The love interest: I don't know why the main character hates him. I think his name, "Eight," is ridiculous (for Charles Beaufort the Eighth," being the 8th said holder of his actual family name--his father is Seven). He, like the main character, is completely lackluster in character, and devoid of personality.

The Paranormal: Random and nonsensical. Barrie's powers are hardly used, hardly mentioned, and largely useless. She has a skill for locating things, and most of the book doesn't even mention it.

There is the use of Cherokee and slave Voodoo in the book that feels completely random and out of place. It clashed with the setting, for some reason, on a Southern plantation setting, we have Cherokee Fire Carrier spirits and ghosts, and Voodoo plat-eyes. They are just there to make pretty pretty fires that attract Barrie and pull her into the dark woods in the middle of the night; I didn't feel like they were a realistic and compelling element in the setting.


Mark’s room had always looked like the Moulin Rouge had thrown up, pink and black satin, a throwback to his drag show days when he’d been going to be the next RuPaul, the next José Sarria.

The most clichéd dying RuPaul crossdressing wannabe in the whole world. He may be dying, but his character makes me want to laugh because he is so outrageously portrayed.

What makes it worse is that the book mentioned this cliché.

People had always judged Mark. For being too gay, or not gay enough, or not transgender the way some expected.

And I may be one of those characters, because I felt like Mark was a caricature of a crossdressing black guy.

Please allow me to say that I am 100% for gay rights, and I believe that people should wear and do whatever makes them happy. This is not a complaint about a character who is different, this is an observation that the character did not feel real. I have friends who are gay. I have friends who are crossdresser (I give my clothes to one of them). I share a locker room with a guy who is transgender. I don't care about who you love, what you wear. My complaint about this book is that Mark's character felt like it was inserted in there for no reason at all, as a ploy to diversity that fell short.

His voice sounded pinched, the way it had the night of her first awards ceremony, when he’d worn Spanx to squeeze into a pink Chanel suit he’d accidentally bought too small on eBay.

Mark wears sky-high heels and red lipstick. He loves Lady Gaga. He has a cat named RuPaul. I'm all about diversity in books, and I'm the last person in the world to have a problem with a cross-dressing character, but the thing is that Mark is just too much.

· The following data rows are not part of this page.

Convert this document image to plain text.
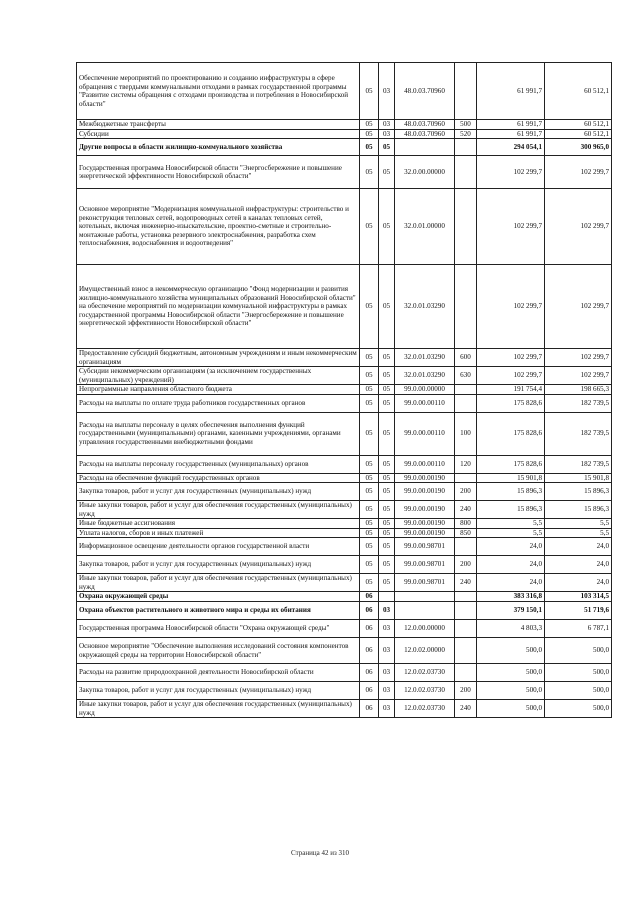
Обеспечение мероприятий по проектированию и созданию инфраструктуры в сфере обращения с твердыми коммунальными отходами в рамках государственной программы "Развитие системы обращения с отходами производства и потребления в Новосибирской области"	05	03	48.0.03.70960		61 991,7	60 512,1
Межбюджетные трансферты	05	03	48.0.03.70960	500	61 991,7	60 512,1
Субсидии	05	03	48.0.03.70960	520	61 991,7	60 512,1
Другие вопросы в области жилищно-коммунального хозяйства	05	05			294 054,1	300 965,0
Государственная программа Новосибирской области "Энергосбережение и повышение энергетической эффективности Новосибирской области"	05	05	32.0.00.00000		102 299,7	102 299,7
Основное мероприятие "Модернизация коммунальной инфраструктуры: строительство и реконструкция тепловых сетей, водопроводных сетей в каналах тепловых сетей, котельных, включая инженерно-изыскательские, проектно-сметные и строительно-монтажные работы, установка резервного электроснабжения, разработка схем теплоснабжения, водоснабжения и водоотведения"	05	05	32.0.01.00000		102 299,7	102 299,7
Имущественный взнос в некоммерческую организацию "Фонд модернизации и развития жилищно-коммунального хозяйства муниципальных образований Новосибирской области" на обеспечение мероприятий по модернизации коммунальной инфраструктуры в рамках государственной программы Новосибирской области "Энергосбережение и повышение энергетической эффективности Новосибирской области"	05	05	32.0.01.03290		102 299,7	102 299,7
Предоставление субсидий бюджетным, автономным учреждениям и иным некоммерческим организациям	05	05	32.0.01.03290	600	102 299,7	102 299,7
Субсидии некоммерческим организациям (за исключением государственных (муниципальных) учреждений)	05	05	32.0.01.03290	630	102 299,7	102 299,7
Непрограммные направления областного бюджета	05	05	99.0.00.00000		191 754,4	198 665,3
Расходы на выплаты по оплате труда работников государственных органов	05	05	99.0.00.00110		175 828,6	182 739,5
Расходы на выплаты персоналу в целях обеспечения выполнения функций государственными (муниципальными) органами, казенными учреждениями, органами управления государственными внебюджетными фондами	05	05	99.0.00.00110	100	175 828,6	182 739,5
Расходы на выплаты персоналу государственных (муниципальных) органов	05	05	99.0.00.00110	120	175 828,6	182 739,5
Расходы на обеспечение функций государственных органов	05	05	99.0.00.00190		15 901,8	15 901,8
Закупка товаров, работ и услуг для государственных (муниципальных) нужд	05	05	99.0.00.00190	200	15 896,3	15 896,3
Иные закупки товаров, работ и услуг для обеспечения государственных (муниципальных) нужд	05	05	99.0.00.00190	240	15 896,3	15 896,3
Иные бюджетные ассигнования	05	05	99.0.00.00190	800	5,5	5,5
Уплата налогов, сборов и иных платежей	05	05	99.0.00.00190	850	5,5	5,5
Информационное освещение деятельности органов государственной власти	05	05	99.0.00.98701		24,0	24,0
Закупка товаров, работ и услуг для государственных (муниципальных) нужд	05	05	99.0.00.98701	200	24,0	24,0
Иные закупки товаров, работ и услуг для обеспечения государственных (муниципальных) нужд	05	05	99.0.00.98701	240	24,0	24,0
Охрана окружающей среды	06				383 316,8	103 314,5
Охрана объектов растительного и животного мира и среды их обитания	06	03			379 150,1	51 719,6
Государственная программа Новосибирской области "Охрана окружающей среды"	06	03	12.0.00.00000		4 803,3	6 787,1
Основное мероприятие "Обеспечение выполнения исследований состояния компонентов окружающей среды на территории Новосибирской области"	06	03	12.0.02.00000		500,0	500,0
Расходы на развитие природоохранной деятельности Новосибирской области	06	03	12.0.02.03730		500,0	500,0
Закупка товаров, работ и услуг для государственных (муниципальных) нужд	06	03	12.0.02.03730	200	500,0	500,0
Иные закупки товаров, работ и услуг для обеспечения государственных (муниципальных) нужд	06	03	12.0.02.03730	240	500,0	500,0
Страница 42 из 310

He felt like a caricature of a transvestite rather than someone real. The character of Mark felt out of place, outrageously so. I am sure that this book meant well, I am 100% positive that this book did not intend to mock the transvestite community in any way, but for me, Mark felt like a mockery of a person.

Overall: Not recommended. The book tries to sell itself to fans of the Beautiful Creatures series. I say, stick to that series and save yourself the trouble.

Quotes were taken from an uncorrected proof subject to change in the final edition.